Eine klare Erbregelung ist bei der Immobilienfinanzierung notwendig. Wenn Großeltern weitere Erben haben, die nicht in das Haus einziehen, könnte die Bank sie möglicherweise nicht als Kreditnehmer akzeptieren. In solchen Fällen dürfen die Großeltern oft nicht als Eigentümer im Grundbuch verzeichnet werden. Der Grund: Im Todesfall könnten Erbansprüche die Rechtslage verkomplizieren, was für Kreditgeber bei Zahlungsausfällen riskant werden könnte.

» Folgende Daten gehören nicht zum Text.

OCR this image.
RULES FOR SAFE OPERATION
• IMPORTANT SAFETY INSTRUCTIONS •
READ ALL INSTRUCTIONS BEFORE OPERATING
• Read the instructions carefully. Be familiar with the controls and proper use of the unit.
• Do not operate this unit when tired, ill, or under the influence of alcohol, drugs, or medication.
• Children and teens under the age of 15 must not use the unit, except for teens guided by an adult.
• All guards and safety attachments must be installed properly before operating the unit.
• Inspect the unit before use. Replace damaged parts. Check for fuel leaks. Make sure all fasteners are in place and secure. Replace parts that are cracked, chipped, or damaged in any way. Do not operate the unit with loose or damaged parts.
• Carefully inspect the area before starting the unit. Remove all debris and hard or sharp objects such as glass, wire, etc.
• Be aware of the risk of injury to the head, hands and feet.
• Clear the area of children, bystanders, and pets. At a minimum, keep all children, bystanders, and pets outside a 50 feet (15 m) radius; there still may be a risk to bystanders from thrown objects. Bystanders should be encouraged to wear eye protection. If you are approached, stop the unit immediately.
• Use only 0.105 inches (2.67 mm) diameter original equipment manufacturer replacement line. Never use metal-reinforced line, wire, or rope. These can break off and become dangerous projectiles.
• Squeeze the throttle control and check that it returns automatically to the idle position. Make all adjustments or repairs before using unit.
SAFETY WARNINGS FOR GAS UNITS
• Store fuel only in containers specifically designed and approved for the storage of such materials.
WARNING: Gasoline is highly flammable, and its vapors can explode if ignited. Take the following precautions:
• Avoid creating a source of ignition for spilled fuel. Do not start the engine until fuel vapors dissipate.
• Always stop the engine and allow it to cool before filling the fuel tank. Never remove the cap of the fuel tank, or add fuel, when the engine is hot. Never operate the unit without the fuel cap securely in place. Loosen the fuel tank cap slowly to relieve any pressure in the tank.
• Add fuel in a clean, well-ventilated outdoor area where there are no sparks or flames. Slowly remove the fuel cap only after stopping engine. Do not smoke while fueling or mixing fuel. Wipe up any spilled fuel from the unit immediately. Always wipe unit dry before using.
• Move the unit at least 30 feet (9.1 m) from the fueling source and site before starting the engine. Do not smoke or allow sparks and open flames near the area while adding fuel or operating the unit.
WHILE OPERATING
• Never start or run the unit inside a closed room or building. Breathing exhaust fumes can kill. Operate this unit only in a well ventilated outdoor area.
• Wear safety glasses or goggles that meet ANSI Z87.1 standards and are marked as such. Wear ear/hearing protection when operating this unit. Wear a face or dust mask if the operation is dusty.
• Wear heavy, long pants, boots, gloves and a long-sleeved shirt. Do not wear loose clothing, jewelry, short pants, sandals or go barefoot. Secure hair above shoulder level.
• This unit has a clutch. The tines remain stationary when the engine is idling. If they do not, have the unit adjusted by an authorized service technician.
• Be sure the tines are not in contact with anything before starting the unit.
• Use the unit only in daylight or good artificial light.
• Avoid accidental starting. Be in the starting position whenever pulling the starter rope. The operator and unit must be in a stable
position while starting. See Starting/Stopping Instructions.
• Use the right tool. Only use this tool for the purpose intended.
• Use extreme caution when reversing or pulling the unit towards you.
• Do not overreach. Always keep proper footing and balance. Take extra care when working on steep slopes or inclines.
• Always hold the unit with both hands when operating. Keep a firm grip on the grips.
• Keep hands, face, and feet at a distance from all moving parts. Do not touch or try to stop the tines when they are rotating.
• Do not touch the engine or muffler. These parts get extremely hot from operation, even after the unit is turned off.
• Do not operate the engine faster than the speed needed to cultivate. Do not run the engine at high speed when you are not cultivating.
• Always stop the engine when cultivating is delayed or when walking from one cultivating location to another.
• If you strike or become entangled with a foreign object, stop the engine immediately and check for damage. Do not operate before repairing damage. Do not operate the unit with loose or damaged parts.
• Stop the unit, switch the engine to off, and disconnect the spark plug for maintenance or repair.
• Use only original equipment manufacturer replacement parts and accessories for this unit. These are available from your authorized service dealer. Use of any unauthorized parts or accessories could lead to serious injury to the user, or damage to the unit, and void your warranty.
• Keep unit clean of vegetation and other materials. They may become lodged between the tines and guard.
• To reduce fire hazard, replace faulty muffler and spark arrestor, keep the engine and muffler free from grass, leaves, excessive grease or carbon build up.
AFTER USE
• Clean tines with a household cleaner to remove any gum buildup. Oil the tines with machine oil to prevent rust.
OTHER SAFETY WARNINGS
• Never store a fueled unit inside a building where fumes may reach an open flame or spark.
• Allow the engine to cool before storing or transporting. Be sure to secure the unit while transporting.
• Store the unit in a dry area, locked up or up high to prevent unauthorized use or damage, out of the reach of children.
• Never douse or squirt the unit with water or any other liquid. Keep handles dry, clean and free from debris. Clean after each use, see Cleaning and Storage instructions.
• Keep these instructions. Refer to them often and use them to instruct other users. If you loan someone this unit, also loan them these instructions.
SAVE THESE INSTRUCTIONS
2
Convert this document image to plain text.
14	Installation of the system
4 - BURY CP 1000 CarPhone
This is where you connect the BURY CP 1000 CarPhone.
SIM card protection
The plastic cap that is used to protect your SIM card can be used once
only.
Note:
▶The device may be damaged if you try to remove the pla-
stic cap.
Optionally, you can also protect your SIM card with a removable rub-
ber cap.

Mehrgenerationenhäuser sind mehr als nur eine clevere Art der Raumgestaltung. Sie sind eine echte Antwort auf aktuelle soziale Herausforderungen wie Einsamkeit und die Schwierigkeit, Familie und Beruf unter einen Hut zu bekommen. Durch das Zusammenleben unter einem Dach profitieren alle Generationen: Kinder haben immer Ansprechpartner, Erwachsene teilen sich die Verantwortungen und Ältere bleiben länger fit und eingebunden.
Wirtschaftlich macht es ebenfalls Sinn. Durch die gemeinsame Nutzung von Räumen und Ressourcen, durch Synergien in der Alltagsgestaltung sowie die Möglichkeit der ständigen gegenseitigen Unterstützung wird eine finanzielle Entlastung für alle Generationen erzielt.